Le volet politique de l’affaire Clearstream a tout de même, un temps, déstabilisé Nicolas Sarkozy. La Place Beauvau n’était pas suffisamment cadenassée, il fallait donc y revenir. Claude Guéant, à l’époque directeur de cabinet du ministre Sarkozy, ne s’en est pas caché: ce retour, c’était « pour se mettre à l’abri des coups tordus ». Un travail achevé avec succès.
MAM, chiraquienne actuellement installée à Beauvau, n’inquiète nullement le nouveau chef de l’Etat. Michèle Alliot-Marie est très bien entourée, exclusivement d’hommes qui lui sont réputés proches de Nicolas Sarkozy. Son ami d’enfance Frédéric Péchenard a été nommé directeur général de la police. Il a remplacé un autre sarkozyste, Michel Gaudin, qui est devenu préfet de police de Paris. Enfin, Bernard Squarcini, l’homme qui a permis à Nicolas Sarkozy de s’attribuer les lauriers de l’arrestation d’Yvan Colonna, a pris la tête de la DCRI, nouvelle entité qui rassemble DST et RG.
Une ministre et des hommes qui tentent de gérer tant bien que mal l’après-Sarkozy. Pas évident après des années de folie des grandeurs… qui n’ont rien réglé. La grogne couplée police-gendarmerie a repris de plus belle sitôt le candidat Sarkozy entré en campagne. Une grogne persistante qui a notamment obligé le nouveau chef de l’Etat à reporter la grand messe de la sécurité prévue le 15 novembre dernier à la Défense.
C’est maintenant au tour des potentiels prétendants à l’Elysée de connaître le même sort.
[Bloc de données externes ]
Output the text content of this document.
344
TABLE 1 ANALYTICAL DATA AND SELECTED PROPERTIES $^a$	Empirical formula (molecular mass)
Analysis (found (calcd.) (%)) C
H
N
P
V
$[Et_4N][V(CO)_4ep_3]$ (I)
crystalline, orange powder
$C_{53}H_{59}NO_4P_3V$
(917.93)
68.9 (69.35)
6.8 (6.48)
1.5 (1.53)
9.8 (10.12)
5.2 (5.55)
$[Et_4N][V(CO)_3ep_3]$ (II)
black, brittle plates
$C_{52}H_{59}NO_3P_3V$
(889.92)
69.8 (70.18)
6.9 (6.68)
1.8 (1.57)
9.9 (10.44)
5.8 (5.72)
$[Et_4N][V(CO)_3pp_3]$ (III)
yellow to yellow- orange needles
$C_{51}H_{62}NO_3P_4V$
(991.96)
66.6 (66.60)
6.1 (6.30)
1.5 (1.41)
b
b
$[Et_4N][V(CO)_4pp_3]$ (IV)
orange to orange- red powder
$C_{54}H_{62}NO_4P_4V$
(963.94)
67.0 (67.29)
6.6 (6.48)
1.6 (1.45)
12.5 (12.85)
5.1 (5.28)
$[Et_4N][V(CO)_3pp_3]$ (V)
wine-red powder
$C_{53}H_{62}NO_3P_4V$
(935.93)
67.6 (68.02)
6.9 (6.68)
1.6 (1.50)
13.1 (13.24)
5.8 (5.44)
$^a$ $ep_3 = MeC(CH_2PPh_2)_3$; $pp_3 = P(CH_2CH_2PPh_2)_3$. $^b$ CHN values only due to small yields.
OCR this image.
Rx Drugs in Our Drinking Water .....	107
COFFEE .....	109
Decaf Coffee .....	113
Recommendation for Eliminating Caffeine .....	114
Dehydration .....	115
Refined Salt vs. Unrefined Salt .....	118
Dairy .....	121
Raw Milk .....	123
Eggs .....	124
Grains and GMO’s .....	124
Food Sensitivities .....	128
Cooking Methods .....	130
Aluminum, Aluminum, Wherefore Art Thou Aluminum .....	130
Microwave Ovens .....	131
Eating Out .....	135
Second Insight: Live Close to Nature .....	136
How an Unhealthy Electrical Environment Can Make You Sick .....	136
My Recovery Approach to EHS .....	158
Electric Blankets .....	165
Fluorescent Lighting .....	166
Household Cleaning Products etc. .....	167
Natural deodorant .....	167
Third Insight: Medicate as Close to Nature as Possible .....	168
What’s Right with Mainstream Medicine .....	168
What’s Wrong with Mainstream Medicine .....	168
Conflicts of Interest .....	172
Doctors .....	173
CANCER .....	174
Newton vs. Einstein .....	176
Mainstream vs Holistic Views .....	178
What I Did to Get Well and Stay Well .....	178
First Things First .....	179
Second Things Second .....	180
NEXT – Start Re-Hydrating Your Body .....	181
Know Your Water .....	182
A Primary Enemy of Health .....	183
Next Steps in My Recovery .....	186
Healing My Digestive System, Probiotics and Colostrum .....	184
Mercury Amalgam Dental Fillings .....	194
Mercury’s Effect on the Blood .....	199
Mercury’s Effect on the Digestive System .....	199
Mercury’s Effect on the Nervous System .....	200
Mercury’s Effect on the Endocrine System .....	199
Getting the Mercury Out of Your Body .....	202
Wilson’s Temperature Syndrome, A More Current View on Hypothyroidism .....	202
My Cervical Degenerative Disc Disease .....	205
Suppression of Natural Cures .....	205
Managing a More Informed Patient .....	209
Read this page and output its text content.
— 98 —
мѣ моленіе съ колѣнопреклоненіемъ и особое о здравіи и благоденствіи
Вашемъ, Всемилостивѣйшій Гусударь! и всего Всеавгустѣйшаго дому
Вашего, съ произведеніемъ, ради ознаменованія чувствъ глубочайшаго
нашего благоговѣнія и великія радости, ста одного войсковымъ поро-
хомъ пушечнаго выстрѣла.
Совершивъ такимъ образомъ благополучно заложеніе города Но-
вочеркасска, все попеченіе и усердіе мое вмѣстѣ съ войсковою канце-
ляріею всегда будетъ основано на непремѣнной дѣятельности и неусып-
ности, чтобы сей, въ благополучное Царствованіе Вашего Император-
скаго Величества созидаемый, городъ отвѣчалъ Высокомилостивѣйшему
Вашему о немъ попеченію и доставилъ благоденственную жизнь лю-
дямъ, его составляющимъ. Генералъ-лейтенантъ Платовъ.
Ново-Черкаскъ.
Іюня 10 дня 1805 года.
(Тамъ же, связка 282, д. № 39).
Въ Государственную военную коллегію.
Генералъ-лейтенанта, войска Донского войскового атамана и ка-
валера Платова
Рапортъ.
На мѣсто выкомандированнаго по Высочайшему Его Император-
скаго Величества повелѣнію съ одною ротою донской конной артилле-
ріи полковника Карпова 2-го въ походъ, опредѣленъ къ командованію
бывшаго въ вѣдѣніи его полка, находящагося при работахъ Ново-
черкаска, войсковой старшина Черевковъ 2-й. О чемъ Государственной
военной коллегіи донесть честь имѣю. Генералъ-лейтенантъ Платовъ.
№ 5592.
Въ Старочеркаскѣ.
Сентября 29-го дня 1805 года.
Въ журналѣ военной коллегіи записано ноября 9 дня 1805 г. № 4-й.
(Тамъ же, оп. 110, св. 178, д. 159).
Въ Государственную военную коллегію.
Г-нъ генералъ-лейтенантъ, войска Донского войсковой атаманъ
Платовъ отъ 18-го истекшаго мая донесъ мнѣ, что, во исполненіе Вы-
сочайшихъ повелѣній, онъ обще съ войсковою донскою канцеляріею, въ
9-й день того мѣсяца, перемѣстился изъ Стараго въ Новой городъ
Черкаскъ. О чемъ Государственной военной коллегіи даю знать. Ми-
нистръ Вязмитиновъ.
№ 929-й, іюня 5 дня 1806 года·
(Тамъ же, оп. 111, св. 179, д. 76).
François Fillon occupe un poste de Premier ministre qui n’en a que le nom. Xavier Bertrand est atteint du syndrome des excellents techniciens trop froids pour être populaires. Jean-François Copé a lui carrément disparu de l’organigramme gouvernemental pour se faire flinguer à la moindre initiative, comme dernièrement à la tête de le Commission pour la nouvelle télévision publique. Quant à Dominique de Villepin, il est toujours empêtré dans les filets judiciaires de l’affaire Clearstream. C’est bien parti pour 2012.